October 5, 2018
Four groups representing Internet providers and cable companies filed a lawsuit to block’s California’s new law to restore net neutrality to the state. The American Cable Association, CTIA – The Wireless Association, NCTA – The Internet & Television Association, and USTelecom – The Broadband Association, which together represent AT&T, Verizon Communications, Comcast, Charter Communications and many other such companies, filed their lawsuit after the U.S. Justice Department filed its own.
Reuters reports that the Internet/cable companies’ lawsuit deems California’s new law “a “classic example of unconstitutional state regulation,” urging the court to block it before it goes into effect January 1.
“We oppose California’s action to regulate Internet access because it threatens to negatively affect services for millions of consumers and harm new investment and economic growth,” said the four groups’ statement.

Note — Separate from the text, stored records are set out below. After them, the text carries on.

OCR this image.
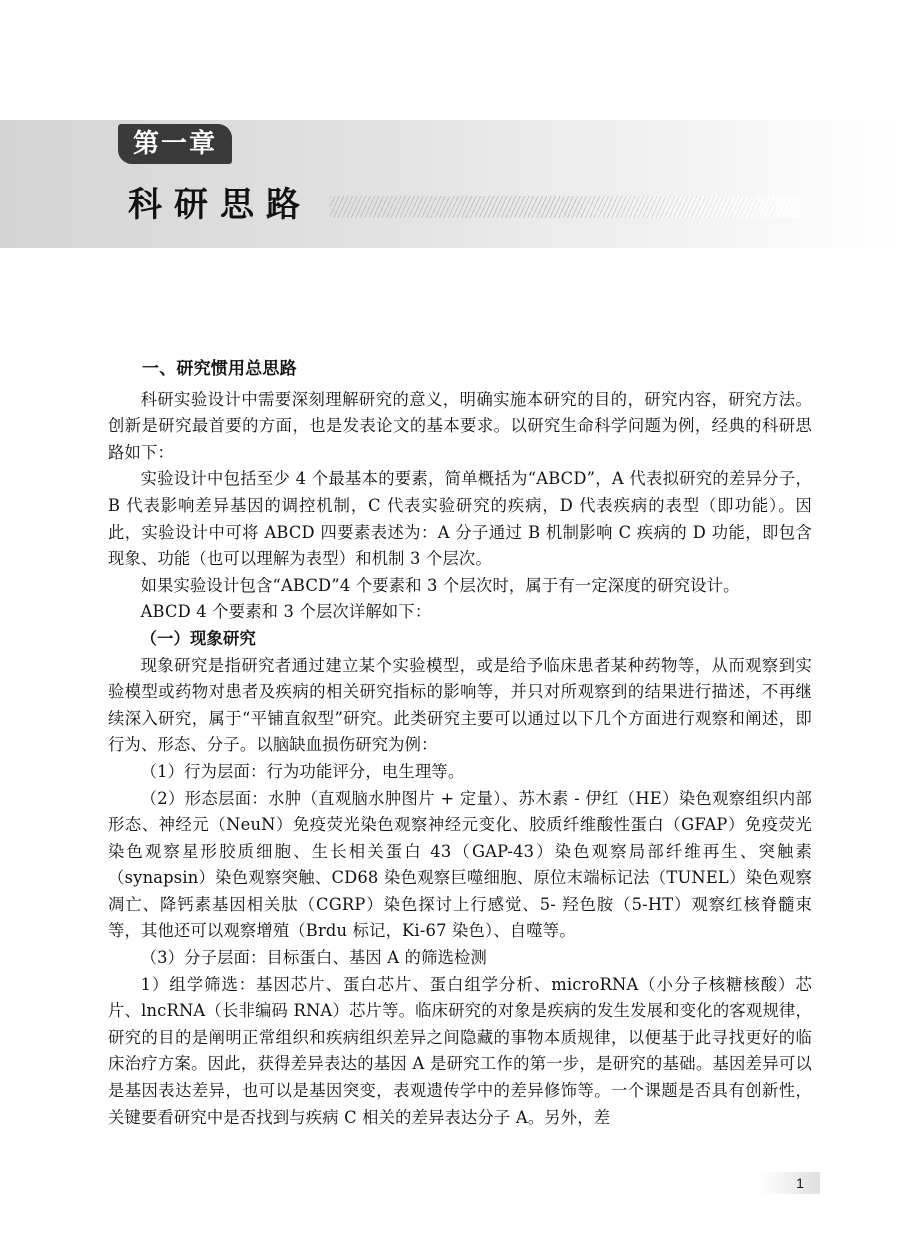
第一章
科研思路

一、研究惯用总思路

科研实验设计中需要深刻理解研究的意义，明确实施本研究的目的，研究内容，研究方法。创新是研究最首要的方面，也是发表论文的基本要求。以研究生命科学问题为例，经典的科研思路如下：

实验设计中包括至少 4 个最基本的要素，简单概括为“ABCD”，A 代表拟研究的差异分子，B 代表影响差异基因的调控机制，C 代表实验研究的疾病，D 代表疾病的表型（即功能）。因此，实验设计中可将 ABCD 四要素表述为：A 分子通过 B 机制影响 C 疾病的 D 功能，即包含现象、功能（也可以理解为表型）和机制 3 个层次。

如果实验设计包含“ABCD”4 个要素和 3 个层次时，属于有一定深度的研究设计。

ABCD 4 个要素和 3 个层次详解如下：

（一）现象研究

现象研究是指研究者通过建立某个实验模型，或是给予临床患者某种药物等，从而观察到实验模型或药物对患者及疾病的相关研究指标的影响等，并只对所观察到的结果进行描述，不再继续深入研究，属于“平铺直叙型”研究。此类研究主要可以通过以下几个方面进行观察和阐述，即行为、形态、分子。以脑缺血损伤研究为例：

（1）行为层面：行为功能评分，电生理等。

（2）形态层面：水肿（直观脑水肿图片 + 定量）、苏木素 - 伊红（HE）染色观察组织内部形态、神经元（NeuN）免疫荧光染色观察神经元变化、胶质纤维酸性蛋白（GFAP）免疫荧光染色观察星形胶质细胞、生长相关蛋白 43（GAP-43）染色观察局部纤维再生、突触素（synapsin）染色观察突触、CD68 染色观察巨噬细胞、原位末端标记法（TUNEL）染色观察凋亡、降钙素基因相关肽（CGRP）染色探讨上行感觉、5- 羟色胺（5-HT）观察红核脊髓束等，其他还可以观察增殖（Brdu 标记，Ki-67 染色）、自噬等。

（3）分子层面：目标蛋白、基因 A 的筛选检测

1）组学筛选：基因芯片、蛋白芯片、蛋白组学分析、microRNA（小分子核糖核酸）芯片、lncRNA（长非编码 RNA）芯片等。临床研究的对象是疾病的发生发展和变化的客观规律，研究的目的是阐明正常组织和疾病组织差异之间隐藏的事物本质规律，以便基于此寻找更好的临床治疗方案。因此，获得差异表达的基因 A 是研究工作的第一步，是研究的基础。基因差异可以是基因表达差异，也可以是基因突变，表观遗传学中的差异修饰等。一个课题是否具有创新性，关键要看研究中是否找到与疾病 C 相关的差异表达分子 A。另外，差

1
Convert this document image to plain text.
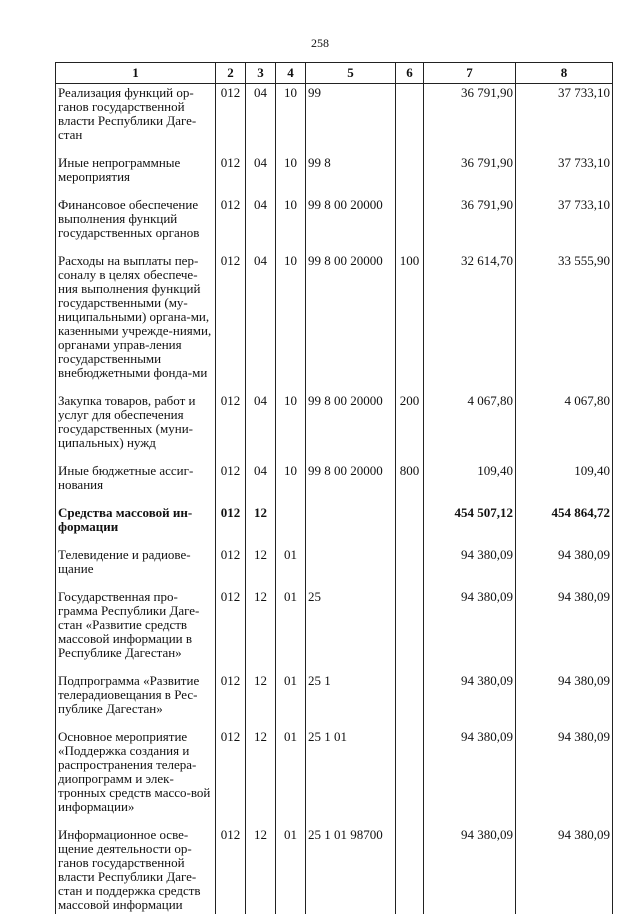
258
1	2	3	4	5	6	7	8
Реализация функций ор-ганов государственной власти Республики Даге-стан	012	04	10	99		36 791,90	37 733,10
Иные непрограммные мероприятия	012	04	10	99 8		36 791,90	37 733,10
Финансовое обеспечение выполнения функций государственных органов	012	04	10	99 8 00 20000		36 791,90	37 733,10
Расходы на выплаты пер-соналу в целях обеспече-ния выполнения функций государственными (му-ниципальными) органа-ми, казенными учрежде-ниями, органами управ-ления государственными внебюджетными фонда-ми	012	04	10	99 8 00 20000	100	32 614,70	33 555,90
Закупка товаров, работ и услуг для обеспечения государственных (муни-ципальных) нужд	012	04	10	99 8 00 20000	200	4 067,80	4 067,80
Иные бюджетные ассиг-нования	012	04	10	99 8 00 20000	800	109,40	109,40
Средства массовой ин-формации	012	12				454 507,12	454 864,72
Телевидение и радиове-щание	012	12	01			94 380,09	94 380,09
Государственная про-грамма Республики Даге-стан «Развитие средств массовой информации в Республике Дагестан»	012	12	01	25		94 380,09	94 380,09
Подпрограмма «Развитие телерадиовещания в Рес-публике Дагестан»	012	12	01	25 1		94 380,09	94 380,09
Основное мероприятие «Поддержка создания и распространения телера-диопрограмм и элек-тронных средств массо-вой информации»	012	12	01	25 1 01		94 380,09	94 380,09
Информационное осве-щение деятельности ор-ганов государственной власти Республики Даге-стан и поддержка средств массовой информации	012	12	01	25 1 01 98700		94 380,09	94 380,09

California Attorney General Xavier Becerra countered that the lawsuit was filed “by power brokers who have an obvious financial interest in maintaining their stronghold on the public’s access to online content,” and reiterated his office’s intent to defend “a free and open Internet” for California’s 40 million inhabitants.

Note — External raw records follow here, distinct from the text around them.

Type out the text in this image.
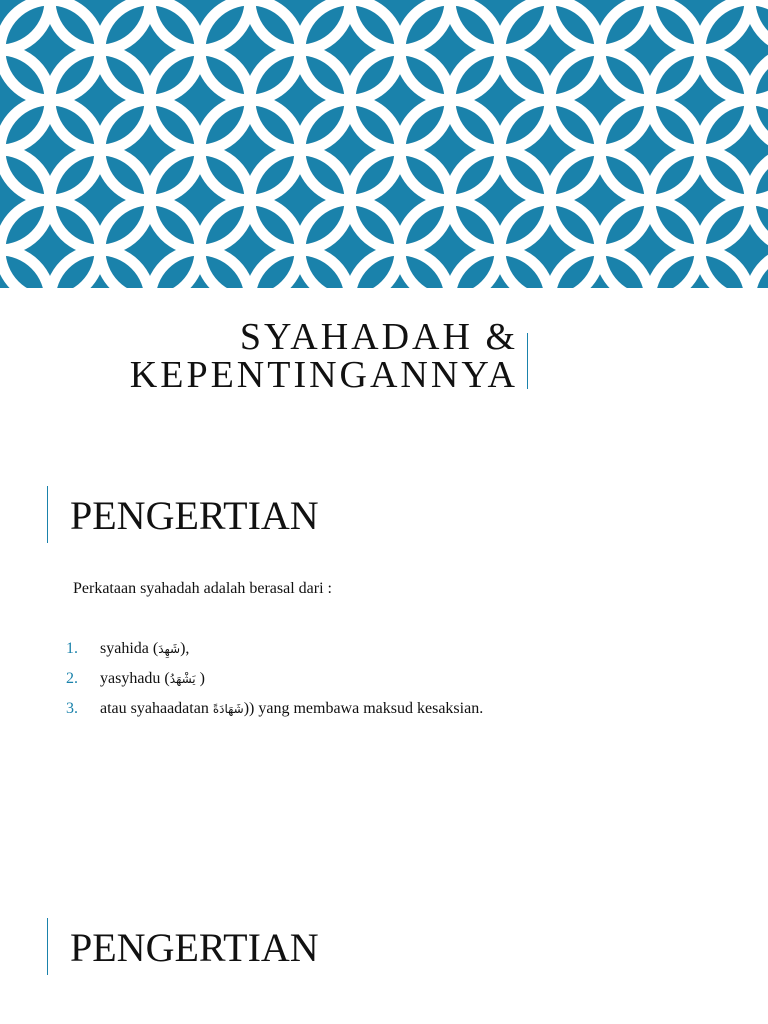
SYAHADAH &
KEPENTINGANNYA
PENGERTIAN
Perkataan syahadah adalah berasal dari :
1.	syahida (شَهِدَ),
2.	yasyhadu (يَشْهَدُ )
3.	atau syahaadatan شَهَادَةً)) yang membawa maksud kesaksian.
PENGERTIAN
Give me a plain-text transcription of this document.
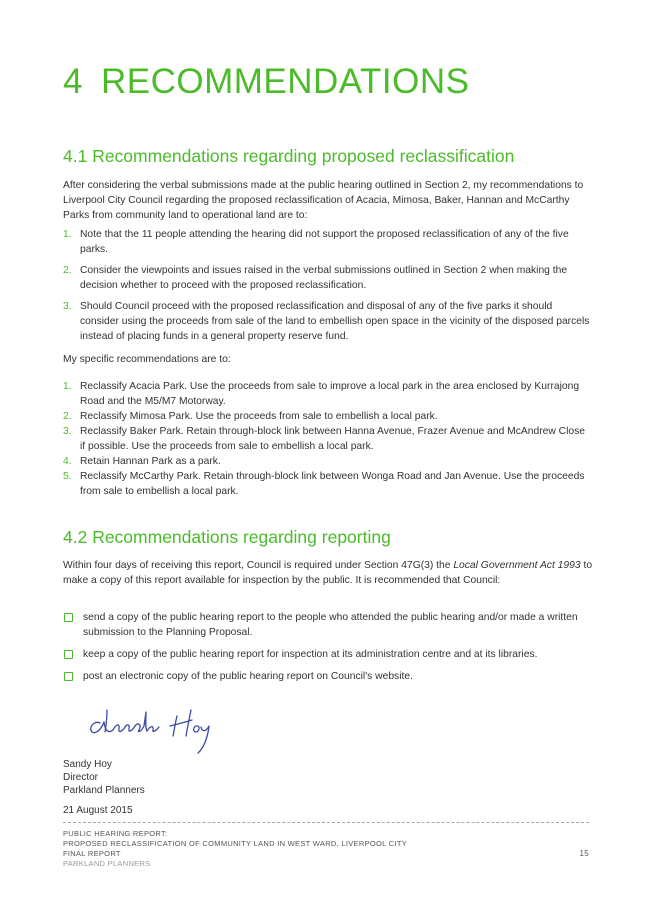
4 RECOMMENDATIONS
4.1 Recommendations regarding proposed reclassification

After considering the verbal submissions made at the public hearing outlined in Section 2, my recommendations to Liverpool City Council regarding the proposed reclassification of Acacia, Mimosa, Baker, Hannan and McCarthy Parks from community land to operational land are to:

1. Note that the 11 people attending the hearing did not support the proposed reclassification of any of the five parks.
2. Consider the viewpoints and issues raised in the verbal submissions outlined in Section 2 when making the decision whether to proceed with the proposed reclassification.
3. Should Council proceed with the proposed reclassification and disposal of any of the five parks it should consider using the proceeds from sale of the land to embellish open space in the vicinity of the disposed parcels instead of placing funds in a general property reserve fund.

My specific recommendations are to:

1. Reclassify Acacia Park. Use the proceeds from sale to improve a local park in the area enclosed by Kurrajong Road and the M5/M7 Motorway.
2. Reclassify Mimosa Park. Use the proceeds from sale to embellish a local park.
3. Reclassify Baker Park. Retain through-block link between Hanna Avenue, Frazer Avenue and McAndrew Close if possible. Use the proceeds from sale to embellish a local park.
4. Retain Hannan Park as a park.
5. Reclassify McCarthy Park. Retain through-block link between Wonga Road and Jan Avenue. Use the proceeds from sale to embellish a local park.
4.2 Recommendations regarding reporting

Within four days of receiving this report, Council is required under Section 47G(3) the Local Government Act 1993 to make a copy of this report available for inspection by the public. It is recommended that Council:

send a copy of the public hearing report to the people who attended the public hearing and/or made a written submission to the Planning Proposal.
keep a copy of the public hearing report for inspection at its administration centre and at its libraries.
post an electronic copy of the public hearing report on Council's website.
Sandy Hoy
Director
Parkland Planners
21 August 2015
PUBLIC HEARING REPORT:
PROPOSED RECLASSIFICATION OF COMMUNITY LAND IN WEST WARD, LIVERPOOL CITY
FINAL REPORT
PARKLAND PLANNERS
15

U.S. Attorney General Jeff Sessions joined the fray by stating that, “the California legislature has enacted an extreme and illegal state law attempting to frustrate federal policy.”
When the FCC repealed net neutrality law, on a 3-2 vote along party lines, it stated that it had thus preempted states from setting their own Internet access rules. Alphabet, Amazon and Facebook opposed the FCC’s move, which was a win for Internet providers. States and tech company coalitions joined forces on August 22 to argue in a federal appeals court to reinstate net neutrality, saying that the FCC cannot preempt state rule “because it is not setting any limits on conduct by Internet providers.”
The Justice Department lawsuit will be heard on November 14 in Sacramento.